= Barbara Assoon =

Trinidad and Tobago actress (1929–2020)

Barbara Dolores Assoon (c. 1929 – 14 April 2020) was a Trinidad and Tobago actress, journalist, and broadcaster.

==Biography==
Barbara Assoon was born in Port of Spain, Trinidad and Tobago. The daughter of a French-Chinese acrobat, she began her acting career in the mid-1940s. In 1948, she had a role in a production of Peter Ustinov's play The Indifferent Shepherd, acting in the first of many productions with Errol John. In the following year, Assoon received a scholarship to study acting in England, choosing the Bristol Old Vic school, and appearing as Tituba in the first performance of Arthur Miller's The Crucible there on 9 November 1954. Assoon spent the next 19 years in Britain and appeared in many radio, television and stage productions. She performed in many radio soap operas as well as live TV dramas during the 1950s. In 1957, Assoon made her Trinidadian radio debut in The Edwards Family, a soap opera.

In 1958, she played Rosa in Errol John's play Moon on a Rainbow Shawl at the Royal Court Theatre. She reprised her role in The Crucible for British television, in a production also featuring Sean Connery. She also played one of the leads in Fable (1965), an episode of The Wednesday Play by John Hopkins, an inversion of South African apartheid. Hopkins' play reunited her with Thomas Baptiste; the two actors had played the first Black couple to appear in Coronation Street in 1963.

In 1966, her English husband died; he was an accountant, the couple had a son.

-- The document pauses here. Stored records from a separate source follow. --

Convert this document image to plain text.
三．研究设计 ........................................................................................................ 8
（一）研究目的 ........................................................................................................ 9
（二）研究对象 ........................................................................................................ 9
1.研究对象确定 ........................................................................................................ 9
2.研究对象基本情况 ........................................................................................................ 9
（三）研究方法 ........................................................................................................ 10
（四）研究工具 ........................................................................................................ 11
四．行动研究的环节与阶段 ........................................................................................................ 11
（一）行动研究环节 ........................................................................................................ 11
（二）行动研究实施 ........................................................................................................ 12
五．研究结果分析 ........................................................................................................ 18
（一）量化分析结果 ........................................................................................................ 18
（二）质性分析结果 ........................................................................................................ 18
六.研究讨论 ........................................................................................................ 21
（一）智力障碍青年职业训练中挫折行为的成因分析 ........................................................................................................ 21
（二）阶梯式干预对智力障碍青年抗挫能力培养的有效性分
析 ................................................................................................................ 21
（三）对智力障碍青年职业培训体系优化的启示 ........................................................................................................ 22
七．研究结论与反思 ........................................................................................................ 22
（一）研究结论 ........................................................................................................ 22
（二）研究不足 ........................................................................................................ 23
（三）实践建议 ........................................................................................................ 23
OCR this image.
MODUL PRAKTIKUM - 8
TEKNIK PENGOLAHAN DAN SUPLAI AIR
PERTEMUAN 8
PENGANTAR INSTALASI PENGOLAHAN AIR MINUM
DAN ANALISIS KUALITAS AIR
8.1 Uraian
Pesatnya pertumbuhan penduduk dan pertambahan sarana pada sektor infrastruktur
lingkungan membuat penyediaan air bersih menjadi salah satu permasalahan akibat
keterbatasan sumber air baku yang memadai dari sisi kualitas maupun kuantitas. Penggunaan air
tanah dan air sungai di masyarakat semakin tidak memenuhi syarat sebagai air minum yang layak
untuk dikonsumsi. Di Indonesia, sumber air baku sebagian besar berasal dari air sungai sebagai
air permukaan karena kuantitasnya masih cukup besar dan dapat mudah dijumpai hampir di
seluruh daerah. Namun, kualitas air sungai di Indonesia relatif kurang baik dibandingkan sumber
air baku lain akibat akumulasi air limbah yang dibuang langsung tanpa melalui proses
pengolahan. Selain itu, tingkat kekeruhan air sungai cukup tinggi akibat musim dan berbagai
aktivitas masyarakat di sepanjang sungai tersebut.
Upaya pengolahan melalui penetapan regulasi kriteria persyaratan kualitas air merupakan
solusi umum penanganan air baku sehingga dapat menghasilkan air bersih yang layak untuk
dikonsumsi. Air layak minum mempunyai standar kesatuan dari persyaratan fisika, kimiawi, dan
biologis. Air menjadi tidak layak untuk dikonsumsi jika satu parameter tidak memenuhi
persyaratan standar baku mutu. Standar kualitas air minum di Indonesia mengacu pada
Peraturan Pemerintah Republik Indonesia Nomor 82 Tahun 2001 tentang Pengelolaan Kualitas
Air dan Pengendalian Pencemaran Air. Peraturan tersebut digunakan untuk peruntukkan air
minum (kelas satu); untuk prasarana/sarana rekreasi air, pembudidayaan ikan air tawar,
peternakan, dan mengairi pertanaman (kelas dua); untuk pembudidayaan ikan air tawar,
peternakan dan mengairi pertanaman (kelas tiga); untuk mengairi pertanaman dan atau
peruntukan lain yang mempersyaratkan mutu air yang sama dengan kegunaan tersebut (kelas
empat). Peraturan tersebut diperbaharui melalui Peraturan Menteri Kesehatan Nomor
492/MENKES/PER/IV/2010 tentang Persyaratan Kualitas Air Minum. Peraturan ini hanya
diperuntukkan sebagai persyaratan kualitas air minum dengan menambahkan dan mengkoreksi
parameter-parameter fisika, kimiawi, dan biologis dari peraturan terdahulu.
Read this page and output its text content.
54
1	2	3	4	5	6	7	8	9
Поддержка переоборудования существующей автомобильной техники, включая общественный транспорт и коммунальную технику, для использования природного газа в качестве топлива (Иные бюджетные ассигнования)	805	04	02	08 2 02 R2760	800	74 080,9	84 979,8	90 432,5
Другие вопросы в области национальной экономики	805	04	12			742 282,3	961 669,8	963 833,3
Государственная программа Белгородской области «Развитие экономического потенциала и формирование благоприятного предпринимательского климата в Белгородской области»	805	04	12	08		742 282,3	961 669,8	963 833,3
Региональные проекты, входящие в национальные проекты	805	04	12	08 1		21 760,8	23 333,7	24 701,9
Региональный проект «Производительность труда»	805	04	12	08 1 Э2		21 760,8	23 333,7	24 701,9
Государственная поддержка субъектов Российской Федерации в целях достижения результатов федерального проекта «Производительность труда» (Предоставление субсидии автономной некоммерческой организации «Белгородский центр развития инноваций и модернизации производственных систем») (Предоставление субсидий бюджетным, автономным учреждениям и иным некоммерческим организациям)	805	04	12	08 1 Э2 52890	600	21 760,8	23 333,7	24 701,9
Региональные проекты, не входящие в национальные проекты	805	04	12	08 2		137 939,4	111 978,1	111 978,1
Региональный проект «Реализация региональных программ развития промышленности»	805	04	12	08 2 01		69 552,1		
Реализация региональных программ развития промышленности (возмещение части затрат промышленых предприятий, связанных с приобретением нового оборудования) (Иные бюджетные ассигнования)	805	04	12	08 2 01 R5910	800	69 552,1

Assoon returned to Trinidad with her son in 1968 working with Radio Trinidad as a radio presenter especially on its programme intended for women. Her last appearance in a stage play was in 1990, in Derek Walcott's Remembrance, appearing with Norman Beaton. After her retirement, she remained active in training the next generation of journalists.

She died, aged 91, in Westshore Hospital, Cocorite, Port of Spain.